Re: "cross-site"

I think there are some "must" requirements on first party sites. specifically they must share data with others ...

----------------
John M. Simpson
Consumer Advocate
Consumer Watchdog
Tel: 310-392-7041
 

On Nov 16, 2011, at 7:24 PM, "Jules Polonetsky" <julespol@futureofprivacy.org> wrote:

> I thought there was consensus that requirements on first parties were "may"
> and third parties were "must" or "shall".
> 
> -----Original Message-----
> From: Nicholas Doty [mailto:npdoty@w3.org] 
> Sent: Wednesday, November 16, 2011 10:20 PM
> To: Roy T. Fielding
> Cc: John Simpson; Mark Nottingham; Karl Dubost; public-tracking@w3.org WG
> (public-tracking@w3.org)
> Subject: Re: "cross-site"
> 
> On Nov 16, 2011, at 12:43 AM, Roy T. Fielding wrote:
> 
>> On Nov 15, 2011, at 2:59 PM, John Simpson wrote:
>> 
>>> Perhaps I am missing something, but I don't understand why we need the
> reference to "cross-site" nor to "across sites."  As a user I want to send a
> clear and unambiguous signal that I do not wish to be tracked.  I may be
> persuaded that first party sites and third party sites have different
> obligations when my message is received, but I definitely want both first
> and third party sites to get my message.

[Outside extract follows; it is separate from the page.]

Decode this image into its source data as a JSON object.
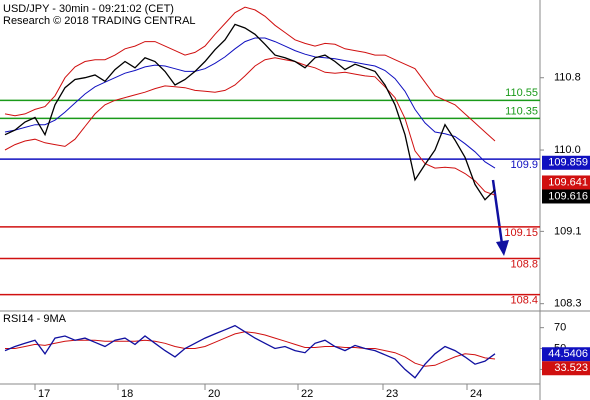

Thus, I believe the specification
> should simply read:
>>> 
>>> "This specification defines the technical mechanisms for expressing a
> tracking preference via the DNT request header field in HTTP."
>> 
>> No, we've already had this conversation.
>> 
>> We chose to make exceptions for analytics and first-party-exclusive
> tracking from the preference expression because they are not a privacy
> concern, they do match user expectations, and are necessary for DNT
> adoption.
> 
> As John points out, while we do seem to agree that first and third parties
> may have different requirements, I'm not aware of a consensus decision that
> first parties are entirely excepted from the standards. In fact, the
> compliance document currently contains a "First Party Compliance" section,
> ISSUE-17 remains open and first parties could provide meaningful responses
> with the proposed response header. 
> 
> I also don't remember us choosing to grant an exception for analytics,
> besides highlighting that for later discussion. ISSUEs 23 and 24 haven't
> been opened yet, though the work on 73 suggests a direction for one type of
> analytics.
> 
>> The combination of those two choices requires that we place an adjective
> before tracking in order to properly define the meaning of the header field.
> "cross-site" is good enough for me.  We can replace it if somebody comes up
> with a better shorthand term.
> 
> I'd be happy with John's suggested text, or with whatever language we land
> on in the compliance document (there are open issues there about
> "behavioral" as a potential modifier for this purpose).